2.5Plus tard, à six reprises, l’auteur et ses enfants ont été expulsés de force et illégalement par des agents de la sûreté de l’État des six domiciles où ils avaient tenté de trouver refuge. Selon l’auteur, ils ont été victimes de brimades, harcelés, intimidés et privés de la liberté de circulation et de réunion. Les enfants de l’auteur ne pouvaient plus aller à l’école par crainte du harcèlement. En novembre 1998, l’auteur et ses trois plus jeunes enfants ont fui la Zambie pour demander l’asile politique en Namibie. Ils y sont restés jusqu’en octobre 1999. Après leur retour, l’État partie a continué à les harceler. La famille se retrouve donc sans domicile et sans ressources et l’éducation des enfants a été gravement perturbée.
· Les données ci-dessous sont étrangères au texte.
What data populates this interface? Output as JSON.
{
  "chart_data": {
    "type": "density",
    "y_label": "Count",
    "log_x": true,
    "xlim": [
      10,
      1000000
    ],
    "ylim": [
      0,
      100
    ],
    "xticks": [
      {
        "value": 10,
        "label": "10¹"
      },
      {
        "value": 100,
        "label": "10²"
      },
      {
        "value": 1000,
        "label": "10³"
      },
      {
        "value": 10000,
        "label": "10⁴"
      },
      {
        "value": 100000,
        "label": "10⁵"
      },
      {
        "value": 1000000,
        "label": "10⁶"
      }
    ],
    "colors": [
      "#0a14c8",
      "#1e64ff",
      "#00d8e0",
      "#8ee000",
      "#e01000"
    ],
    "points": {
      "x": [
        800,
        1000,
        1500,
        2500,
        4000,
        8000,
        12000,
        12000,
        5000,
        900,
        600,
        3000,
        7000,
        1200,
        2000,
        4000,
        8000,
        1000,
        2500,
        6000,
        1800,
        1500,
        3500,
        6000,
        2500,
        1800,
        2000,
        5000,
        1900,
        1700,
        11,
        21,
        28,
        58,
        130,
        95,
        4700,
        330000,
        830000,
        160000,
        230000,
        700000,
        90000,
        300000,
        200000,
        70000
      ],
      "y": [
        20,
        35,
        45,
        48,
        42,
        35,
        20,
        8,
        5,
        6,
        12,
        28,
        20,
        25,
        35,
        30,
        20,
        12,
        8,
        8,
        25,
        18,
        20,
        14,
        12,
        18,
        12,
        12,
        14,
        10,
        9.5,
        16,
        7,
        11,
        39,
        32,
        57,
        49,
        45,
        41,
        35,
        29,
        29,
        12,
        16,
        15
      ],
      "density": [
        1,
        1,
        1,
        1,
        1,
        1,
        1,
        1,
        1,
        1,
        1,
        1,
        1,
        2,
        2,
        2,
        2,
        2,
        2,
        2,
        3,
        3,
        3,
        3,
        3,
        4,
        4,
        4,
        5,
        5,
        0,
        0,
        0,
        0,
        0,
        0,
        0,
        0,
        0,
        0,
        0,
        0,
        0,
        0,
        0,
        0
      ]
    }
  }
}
2.6L’État partie a mis en place une commission chargée d’enquêter sur les tortures qui auraient été commises par ses agents sur les personnes soupçonnées de participation au coup d’État. Ni l’auteur ni son mari n’ont jamais reçu copie du rapport de la Commission, mais ils ont été informés oralement que les responsables des tortures décrites par M. Chiti (voir plus haut par. 2.1) avaient été identifiés comme étant des agents de l’État. Les auteurs du rapport ont recommandé à l’État partie d’indemniser la famille.

2.7Entre-temps, en 1998, la Fondation de ressources juridiques a intenté un procès à l’État partie au nom de Jack Chiti. Le tribunal a donné raison à ce dernier et a ordonné le versement d’une indemnisation à M. Chiti, à l’auteur et à leurs enfants pour l’expulsion illégale de leur domicile et pour la perte ou la détérioration de leurs biens, ainsi que le versement d’une indemnité à M. Jack Chiti pour les tortures subies.

2.8En dépit de la recommandation faite par la Commission d’enquête et de la décision du tribunal, l’État partie a refusé de verser l’indemnisation.

2.9Le procès a subi des retards injustifiés, les audiences étant souvent reportées. M. Chiti a été reconnu coupable de trahison et condamné à la peine de mort par pendaison. Plus tard, la condamnation à mort a été annulée sur grâce présidentielle. Alors que M. Chiti était en prison, un cancer de la prostate a été diagnostiqué, mais il n’avait pas les moyens d’acheter les médicaments prescrits et la prison ne les lui a pas fournis. Il n’a pas pu non plus bénéficier du régime riche en protéines recommandé pour ralentir la progression du cancer. Séropositif, il était détenu dans des conditions inhumaines, privé d’une alimentation appropriée, d’un environnement propre et d’une assistance psychologique.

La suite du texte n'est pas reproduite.